What are your thoughts on the 2011 Formula 1 season? We’ve got three smaller entries on the grid – how are you comparing their performance relative to what Minardi was able to achieve?
Those three teams came in – and I will admit to being a little bit biased here – and if you take Team Lotus boss Tony Fernandes, for example, he’s gone about it the right way by hiring a bunch of very talented people to drive the project. He’s putting his money where his mouth is, but even with the talent of [technical boss] Mike Gascoyne, that car is still not really competitive, and not really in any danger of getting there any time soon.
This is a team that’s got a talented crew, a Renault engine, a Red Bull Racing rear end, a budget close to four times what we had, and still not looking like they’re going to break out of the bottom-three teams any time soon.
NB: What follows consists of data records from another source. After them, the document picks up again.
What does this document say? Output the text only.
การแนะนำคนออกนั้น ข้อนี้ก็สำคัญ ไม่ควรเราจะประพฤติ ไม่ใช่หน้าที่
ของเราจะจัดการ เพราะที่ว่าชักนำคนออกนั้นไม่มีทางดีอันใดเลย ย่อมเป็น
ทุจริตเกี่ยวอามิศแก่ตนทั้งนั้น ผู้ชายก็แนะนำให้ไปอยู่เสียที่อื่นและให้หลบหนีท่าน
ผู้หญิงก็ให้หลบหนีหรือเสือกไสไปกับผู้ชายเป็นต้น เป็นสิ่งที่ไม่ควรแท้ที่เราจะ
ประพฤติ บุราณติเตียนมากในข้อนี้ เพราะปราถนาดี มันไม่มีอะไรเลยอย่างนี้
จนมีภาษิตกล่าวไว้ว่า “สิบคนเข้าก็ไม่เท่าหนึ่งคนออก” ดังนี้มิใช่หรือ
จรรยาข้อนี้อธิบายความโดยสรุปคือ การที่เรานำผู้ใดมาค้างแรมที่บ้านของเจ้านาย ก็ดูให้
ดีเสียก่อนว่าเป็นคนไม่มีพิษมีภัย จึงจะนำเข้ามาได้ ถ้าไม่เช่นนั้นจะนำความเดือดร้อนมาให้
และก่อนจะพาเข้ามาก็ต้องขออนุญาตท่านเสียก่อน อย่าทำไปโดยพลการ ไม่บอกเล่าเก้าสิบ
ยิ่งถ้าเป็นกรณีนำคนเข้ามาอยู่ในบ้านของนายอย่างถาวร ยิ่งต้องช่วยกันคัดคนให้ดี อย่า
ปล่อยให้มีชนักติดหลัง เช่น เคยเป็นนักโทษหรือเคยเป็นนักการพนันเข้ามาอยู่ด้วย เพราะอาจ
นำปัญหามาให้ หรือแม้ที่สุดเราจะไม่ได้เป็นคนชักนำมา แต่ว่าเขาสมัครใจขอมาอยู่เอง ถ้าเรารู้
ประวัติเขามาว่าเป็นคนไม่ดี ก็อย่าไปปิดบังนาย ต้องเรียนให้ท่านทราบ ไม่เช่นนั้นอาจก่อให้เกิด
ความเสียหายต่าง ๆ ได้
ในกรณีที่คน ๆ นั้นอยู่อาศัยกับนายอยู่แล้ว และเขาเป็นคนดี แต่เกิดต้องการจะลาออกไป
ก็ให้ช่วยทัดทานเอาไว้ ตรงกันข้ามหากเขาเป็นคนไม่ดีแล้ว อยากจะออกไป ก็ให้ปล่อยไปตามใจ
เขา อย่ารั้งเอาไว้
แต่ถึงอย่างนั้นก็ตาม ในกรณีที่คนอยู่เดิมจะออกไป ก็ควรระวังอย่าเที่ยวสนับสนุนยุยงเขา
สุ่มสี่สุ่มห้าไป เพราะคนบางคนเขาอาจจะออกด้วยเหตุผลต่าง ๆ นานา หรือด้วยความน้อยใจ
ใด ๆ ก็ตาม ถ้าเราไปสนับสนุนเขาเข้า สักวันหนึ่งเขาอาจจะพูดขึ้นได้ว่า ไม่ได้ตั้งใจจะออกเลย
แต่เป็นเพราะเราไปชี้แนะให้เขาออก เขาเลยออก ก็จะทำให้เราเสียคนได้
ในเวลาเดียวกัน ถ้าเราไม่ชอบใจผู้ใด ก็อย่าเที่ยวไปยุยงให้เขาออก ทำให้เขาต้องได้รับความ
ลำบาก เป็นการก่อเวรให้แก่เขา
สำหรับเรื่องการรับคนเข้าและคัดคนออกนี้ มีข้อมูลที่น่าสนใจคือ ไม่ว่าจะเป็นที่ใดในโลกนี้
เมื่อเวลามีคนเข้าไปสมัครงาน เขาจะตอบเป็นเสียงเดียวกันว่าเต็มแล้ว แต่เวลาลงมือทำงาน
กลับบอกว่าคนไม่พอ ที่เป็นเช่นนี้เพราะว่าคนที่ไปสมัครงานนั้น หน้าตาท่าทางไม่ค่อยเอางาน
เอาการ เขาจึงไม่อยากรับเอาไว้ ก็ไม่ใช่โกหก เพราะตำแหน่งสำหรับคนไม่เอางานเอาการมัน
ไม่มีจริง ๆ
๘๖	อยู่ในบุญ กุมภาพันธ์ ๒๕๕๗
In the case of Virgin Racing, they’ve been very middle of the road, and in the case of HRT, it’s been a real struggle. A lot of people are saying that HRT shouldn’t be there at all, but they make up the numbers and unfortunately someone has to come last. At the moment, it’s HRT.
I have to smile when I look at the 107% rule being back in the game, and when I look at the lap speeds of HRT, I smile because even they are operating on a bugger budget than what Minardi did. It really makes me feel good to know just what an outstanding job Minardi did, and not enough people realise that. I’m really quite happy with what the team achieved, and extremely proud that I got to be a part of it.